Early-stage sparse testing strategies to increase genetic gain in plant breeding programmes

Early-stage sparse testing can significantly increase genetic gain in plant breeding programmes, facilitating the development of varieties with high and stable performance across farmers’ fields. This is achieved through (1) increased selection accuracy, enabled by broader sampling of trial sites across the Target Population of Environments (TPE), and (2) increased selection intensity by testing more selection candidates at a reduced replication rate.

Early-stage agronomic testing typically involves evaluating a large number of selection candidates at one or a few experimental sites. Although these sites may poorly represent the TPE, strong selection pressure is generally applied. However, if the genetic correlation between performance at the experimental sites and in the TPE is low, most of the genetic gain achieved through selection will not be expressed under farmers’ conditions. Sparse testing addresses this challenge by using farm-as-incomplete-block designs, in which different subsets of selection candidates are evaluated across sites. By leveraging a genomic relationship matrix (GRM) to connect genotypes across environments, sparse testing enables early-stage multi-environment trials with broader coverage of the TPE.
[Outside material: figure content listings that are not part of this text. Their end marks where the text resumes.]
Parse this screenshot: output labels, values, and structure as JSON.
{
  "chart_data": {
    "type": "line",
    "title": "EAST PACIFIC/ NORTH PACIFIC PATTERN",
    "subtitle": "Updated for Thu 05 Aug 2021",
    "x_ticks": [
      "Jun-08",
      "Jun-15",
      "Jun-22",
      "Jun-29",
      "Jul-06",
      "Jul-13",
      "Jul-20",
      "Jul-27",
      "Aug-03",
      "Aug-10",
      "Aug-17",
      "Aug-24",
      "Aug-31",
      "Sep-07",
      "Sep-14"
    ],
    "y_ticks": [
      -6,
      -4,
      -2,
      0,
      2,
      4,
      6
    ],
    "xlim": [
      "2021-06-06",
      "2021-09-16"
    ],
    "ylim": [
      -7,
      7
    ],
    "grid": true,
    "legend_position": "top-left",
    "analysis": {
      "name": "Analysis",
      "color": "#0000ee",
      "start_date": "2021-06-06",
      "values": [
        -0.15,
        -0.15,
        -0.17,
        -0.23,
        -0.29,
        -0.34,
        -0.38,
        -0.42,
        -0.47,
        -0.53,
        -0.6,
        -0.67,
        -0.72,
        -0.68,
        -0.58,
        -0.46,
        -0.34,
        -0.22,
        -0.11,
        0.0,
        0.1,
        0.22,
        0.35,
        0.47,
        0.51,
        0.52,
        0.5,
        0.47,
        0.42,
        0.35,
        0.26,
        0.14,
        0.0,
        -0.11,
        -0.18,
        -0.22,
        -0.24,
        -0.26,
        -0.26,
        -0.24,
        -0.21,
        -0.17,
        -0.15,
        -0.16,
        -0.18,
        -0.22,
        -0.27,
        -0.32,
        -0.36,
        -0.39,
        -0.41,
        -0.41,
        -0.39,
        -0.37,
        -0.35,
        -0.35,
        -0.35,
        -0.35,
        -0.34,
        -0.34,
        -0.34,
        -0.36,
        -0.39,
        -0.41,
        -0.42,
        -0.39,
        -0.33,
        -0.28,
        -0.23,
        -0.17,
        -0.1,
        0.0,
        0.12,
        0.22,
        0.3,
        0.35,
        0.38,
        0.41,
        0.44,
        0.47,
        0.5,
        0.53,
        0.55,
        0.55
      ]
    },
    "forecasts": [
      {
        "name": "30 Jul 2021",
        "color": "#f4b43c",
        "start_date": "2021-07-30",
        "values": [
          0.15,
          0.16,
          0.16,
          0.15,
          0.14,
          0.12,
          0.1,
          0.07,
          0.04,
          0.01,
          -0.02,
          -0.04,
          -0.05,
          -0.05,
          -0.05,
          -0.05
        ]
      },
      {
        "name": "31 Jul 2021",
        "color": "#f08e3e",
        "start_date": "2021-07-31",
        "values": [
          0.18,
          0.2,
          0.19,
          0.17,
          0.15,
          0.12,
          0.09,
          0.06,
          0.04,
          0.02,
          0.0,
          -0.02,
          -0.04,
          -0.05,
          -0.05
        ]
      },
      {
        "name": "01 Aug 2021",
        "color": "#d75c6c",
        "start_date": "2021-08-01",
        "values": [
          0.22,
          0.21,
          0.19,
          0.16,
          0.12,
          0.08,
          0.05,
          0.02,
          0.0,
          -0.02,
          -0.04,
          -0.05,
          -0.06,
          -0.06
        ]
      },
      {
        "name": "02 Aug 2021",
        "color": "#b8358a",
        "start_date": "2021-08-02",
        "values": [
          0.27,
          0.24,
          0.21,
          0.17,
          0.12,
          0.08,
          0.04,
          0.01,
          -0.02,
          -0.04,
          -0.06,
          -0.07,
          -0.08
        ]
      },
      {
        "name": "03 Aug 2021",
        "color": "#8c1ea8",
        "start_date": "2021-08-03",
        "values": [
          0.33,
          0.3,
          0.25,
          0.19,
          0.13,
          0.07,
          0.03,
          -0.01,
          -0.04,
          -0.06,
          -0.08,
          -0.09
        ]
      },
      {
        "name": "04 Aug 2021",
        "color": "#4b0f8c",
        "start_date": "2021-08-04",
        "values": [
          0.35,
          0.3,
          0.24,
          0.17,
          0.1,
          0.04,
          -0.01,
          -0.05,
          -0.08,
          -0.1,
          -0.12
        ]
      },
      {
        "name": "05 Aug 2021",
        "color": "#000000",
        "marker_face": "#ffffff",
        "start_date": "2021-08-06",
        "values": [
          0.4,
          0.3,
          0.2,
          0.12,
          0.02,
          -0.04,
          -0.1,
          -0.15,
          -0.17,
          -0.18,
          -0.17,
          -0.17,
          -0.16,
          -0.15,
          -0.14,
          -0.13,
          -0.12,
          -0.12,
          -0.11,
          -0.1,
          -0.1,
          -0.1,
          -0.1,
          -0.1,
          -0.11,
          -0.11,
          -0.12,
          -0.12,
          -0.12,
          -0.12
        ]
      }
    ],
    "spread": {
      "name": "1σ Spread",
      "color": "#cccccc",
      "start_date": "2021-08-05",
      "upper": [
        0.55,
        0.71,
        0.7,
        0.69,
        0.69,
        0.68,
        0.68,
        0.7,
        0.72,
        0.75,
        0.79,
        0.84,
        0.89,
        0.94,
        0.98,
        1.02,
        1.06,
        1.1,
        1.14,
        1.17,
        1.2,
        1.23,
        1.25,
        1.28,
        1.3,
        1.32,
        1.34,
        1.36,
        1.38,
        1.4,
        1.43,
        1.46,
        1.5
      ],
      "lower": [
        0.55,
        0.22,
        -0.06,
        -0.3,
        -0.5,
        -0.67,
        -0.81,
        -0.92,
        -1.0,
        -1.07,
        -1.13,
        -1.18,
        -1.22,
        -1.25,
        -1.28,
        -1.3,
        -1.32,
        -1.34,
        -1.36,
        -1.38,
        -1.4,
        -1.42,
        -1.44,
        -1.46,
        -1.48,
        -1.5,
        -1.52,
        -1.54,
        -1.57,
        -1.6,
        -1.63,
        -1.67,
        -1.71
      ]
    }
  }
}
Here, we used stochastic simulation to compare various partially replicated sparse testing strategies to three fully replicated conventional early-stage testing strategies, with and without GRM. All sparse testing strategies achieved substantially higher and more stable genetic gain than the conventional strategies. Our results show that sparse testing provides breeders with a powerful and flexible framework to rethink early-stage trials and design cost-effective, multi-location experiments that lay the foundation for increased genetic gains in farmers’ fields.